Berlin pays last respects to former president
February 11, 2015A steady stream of tourists filed past the police barricades and security officers wearing black suits cordoning off Berlin's Cathedral on Wednesday, as inside the opulent building some 1,400 mourners, among them many current and former politicians from Germany and abroad, paid tribute to former President Richard von Weizsäcker, who died on January 31.
Standing a few steps from his predecessor's coffin draped with a huge German flag by the steps leading to the Cathedral's opulent altar, current President Joachim Gauck told the packed church that Weizsäcker was an "outstanding president."
Gauck paid tribute to a "democrat by conviction," who "had been shaped by his own experiences in the Second World War." Weizsäcker was born to an aristocratic family in 1920 and, as the son of a German diplomat, spent his early years in various European cities, studying at Oxford University and Grenoble, until he was drafted into Nazi Germany's army. During World War II, he witnessed the death of one of his brothers, an event which profoundly marked him.
Richard von Weizsäcker, recalled Antje Vollmer, the former vice president of Germany's lower house of parliament, the Bundestag, personally knew many of the young aristocrats who had unsuccessfully tried to assassinate Hitler and were subsequently executed.
Gauck: "Great president who did the right thing"
After the war, Weizsäcker studied law and history. While still a student, he assisted the lawyer defending his father, Ernst von Weizsäcker, a high-ranking aide to Hitler's foreign minister, at the US-run Nuremberg trials.
Weizsäcker joined the Christian Democrats in 1954, and was active in both politics and the Protestant Church. He was elected to the Bundestag in 1969 and served as mayor of West Berlin from 1981 to 1984, when he was elected president.
Weizsäcker, Gauck said, was a "great president who said and did the right thing," referring to his most memorable speech, marking the 40th anniversary since the end of World War II: Addressing lawmakers Weizsäcker said that May 8, 1945 marked a day of "liberation from the inhuman system of National Socialist tyranny" and not capitulation. Younger generations, the former president said, should not be made to feel responsible for the Nazi atrocities. "No discerning person can expect young people to wear a penitential robe simply because they are Germans, but their forefathers left them a grave legacy."

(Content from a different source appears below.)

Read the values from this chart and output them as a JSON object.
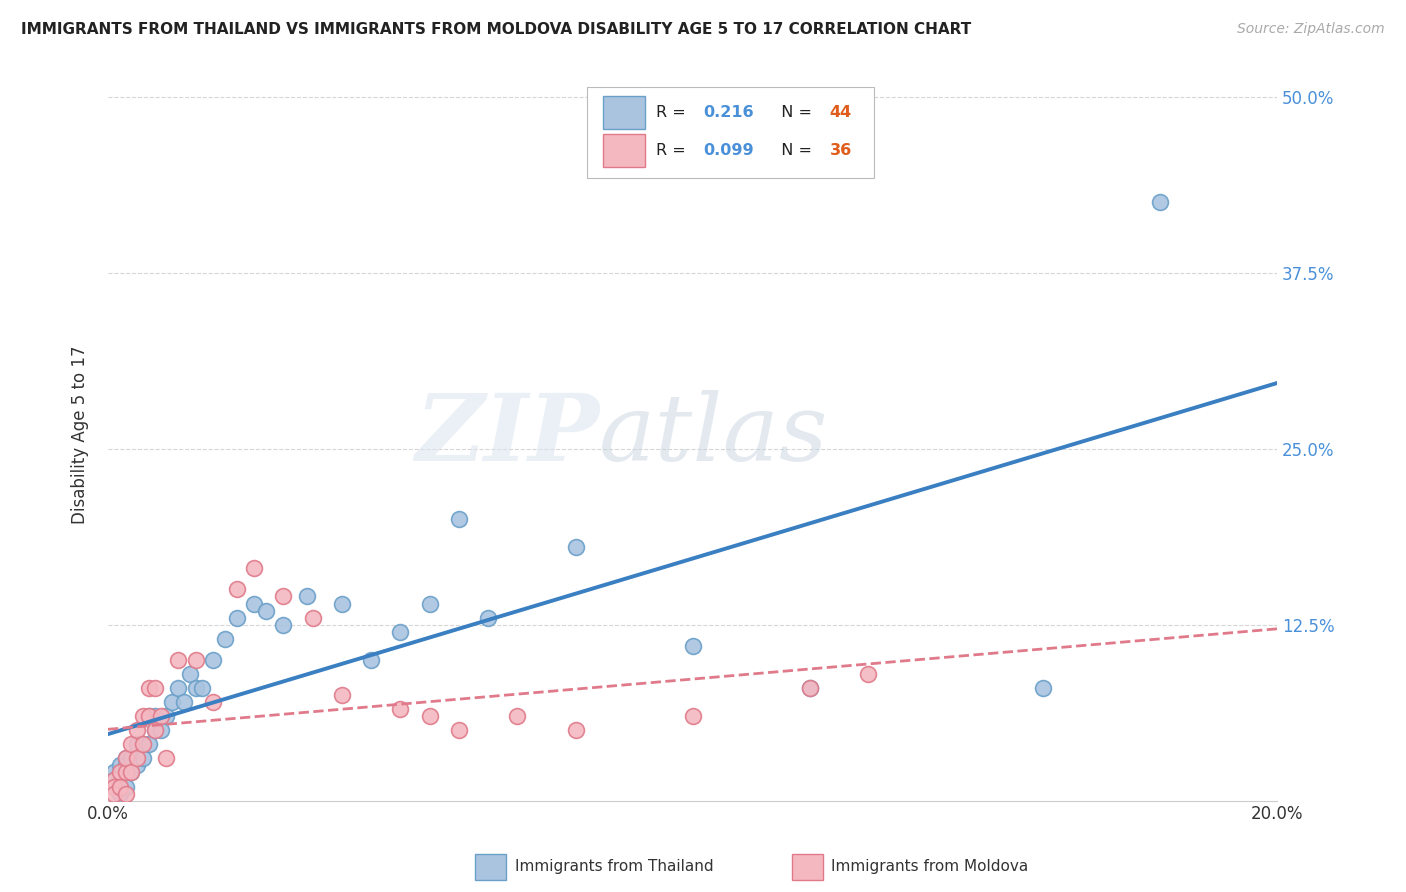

Schäuble: "A loveable, reliable man"
German Foreign Minister Frank-Walter Steinmeier paid tribute to a man "who didn't only speak of reconciliation": Weizsäcker, he said, had actively built trust with Germany's neighbors and former enemies Poland and France. Weizsäcker, who served as the sixth post-war German president from 1984 to 1994, called for reconciliation with East Germany, often opposing his own party, the Christian Democrats, and encouraging dialogue with the communist regime. During his presidency, a largely ceremonial post in Germany, he oversaw the fall of the Berlin Wall and the reunification of Germany.
Weizsäcker "has given the world new trust in our country," Steinmeier said, going on to evoke the former president's love for music.
Finance Minister Wolfgang Schäuble recalled a "lovable, unifying and reliable man," a great personality who "turned to those in need, including me" and loved sports.
Outside the cathedral, soldiers stood salute, as the coffin bearers slowly filed past, carrying the remains of the former president to the black limousine that would take him to his final resting place, a graveyard in Dahlem, in southwestern Berlin.